As Tuesday wore on and the drumbeat of accusations against Mr. King included more instances of plagiarism, he posted a screenshot of a time-stamped email containing his copy, which he had filed to his editors earlier in the day, and an almost 10 minute video, where he further showed that he had followed the proper protocols for attribution in his raw copy.

But when his stories were posted, the block quotes, links and mention of any other publication were missing. Mr. King, who claimed that he never checked his final stories after they are written, blamed his editor for inexplicably removing any attribution.

Mr. King’s assertion—that an editor had removed his quotes—was backed up by Daily News editor in chief Jim Rich. In a statement, Mr. Rich said that the editor responsible for what he called “a series of egregious and inexplicable errors” had been fired.

Mr. Rich did not name the editor who had “deleted attribution that made it appear passages from Shaun King’s columns were not properly credited.” But by the end of the day, word leaked out that the unnamed editor was former Commercial Observer editor in chief Jotham Sederstrom, who left for the News at the beginning of 2014.

An experienced journalist and editor, the revelation came as a surprise to those who had worked with him at this publication.

In a post on Medium on Thursday, Mr. Sederstrom offered explanation for the “inexplicable errors.”

According to Mr. Sederstrom, it was an oversight that was the result of a formatting glitch: when moving Mr. King’s copy from an email to the Daily News’ website, the tabloid’s content management system removed the blockquotes from the post. Mr. Sederstrom removed the attribution above the block quote, intending to add it back into the story. Considering the sheer volume of stories that Mr. Sederstrom was responsible for editing, he explained, he got distracted and forgot. As he wrote:

This is not an excuse, but here I take issue with Jim Rich’s assertion that these mistakes were ‘inexplicable.’ They can happen easily if you’re not paying extreme attention to detail at every moment. Many of us in the news industry are increasingly under pressure to deliver an ever higher volume of stories with ever fewer resources and let’s just say, that doesn’t help.
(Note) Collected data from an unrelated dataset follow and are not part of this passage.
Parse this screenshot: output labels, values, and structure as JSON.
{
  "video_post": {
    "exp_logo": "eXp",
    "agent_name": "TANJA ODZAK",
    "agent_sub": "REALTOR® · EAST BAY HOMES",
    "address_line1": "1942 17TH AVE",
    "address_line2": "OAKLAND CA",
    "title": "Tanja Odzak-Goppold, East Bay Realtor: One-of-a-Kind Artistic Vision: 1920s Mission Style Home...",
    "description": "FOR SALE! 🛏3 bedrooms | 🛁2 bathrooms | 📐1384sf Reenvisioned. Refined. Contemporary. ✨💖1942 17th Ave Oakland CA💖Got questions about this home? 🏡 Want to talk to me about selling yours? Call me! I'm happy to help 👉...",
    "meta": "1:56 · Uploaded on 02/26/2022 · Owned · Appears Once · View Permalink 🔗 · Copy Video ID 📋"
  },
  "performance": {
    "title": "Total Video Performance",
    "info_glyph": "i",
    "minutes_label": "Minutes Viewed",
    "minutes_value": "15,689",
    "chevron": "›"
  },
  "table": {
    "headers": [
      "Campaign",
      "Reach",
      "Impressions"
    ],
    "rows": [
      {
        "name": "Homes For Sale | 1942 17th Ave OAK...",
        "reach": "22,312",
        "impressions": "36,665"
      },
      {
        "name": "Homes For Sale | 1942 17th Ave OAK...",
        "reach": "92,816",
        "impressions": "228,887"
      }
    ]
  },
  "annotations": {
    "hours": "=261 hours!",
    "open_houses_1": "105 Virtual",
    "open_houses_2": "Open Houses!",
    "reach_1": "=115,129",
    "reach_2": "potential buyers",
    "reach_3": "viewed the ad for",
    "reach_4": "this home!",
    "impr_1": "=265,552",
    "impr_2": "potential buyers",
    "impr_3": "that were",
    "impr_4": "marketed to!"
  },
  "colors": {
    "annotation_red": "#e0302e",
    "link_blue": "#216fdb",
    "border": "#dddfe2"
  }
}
I don’t say that to absolve myself of blame, but to illustrate how this happened with no intention on my part to damage Shaun’s reputation or the paper’s.

Yesterday, Glenn Greenwald argued that the accusations against Mr. King showed the dangers of online mob journalism. Instead of contacting the columnist or his editors to address the issue or ask for comment, editors and reporters made the allegations on Twitter, where they quickly became a public relations problem for The Daily News.

Ultimately, it wasn’t Mr. King’s reputation that suffered the most. The speed with which The Daily News fired Mr. Sederstrom is troubling, as is the paper’s decision to throw under the bus a skilled editor who made a mistake.

The incident highlights the consequences of an ever-leaner industry driven by social media. In a single afternoon, a columnist was convicted, and then absolved, of plagiarism. By the end of the day, an editor was fired. It was not a clear case of unforgivable plagiarism. Rather, it was an instance where a news outlet should have taken the time to consider the facts and react appropriately, instead of giving in to outside pressure that demands immediate sacrifice.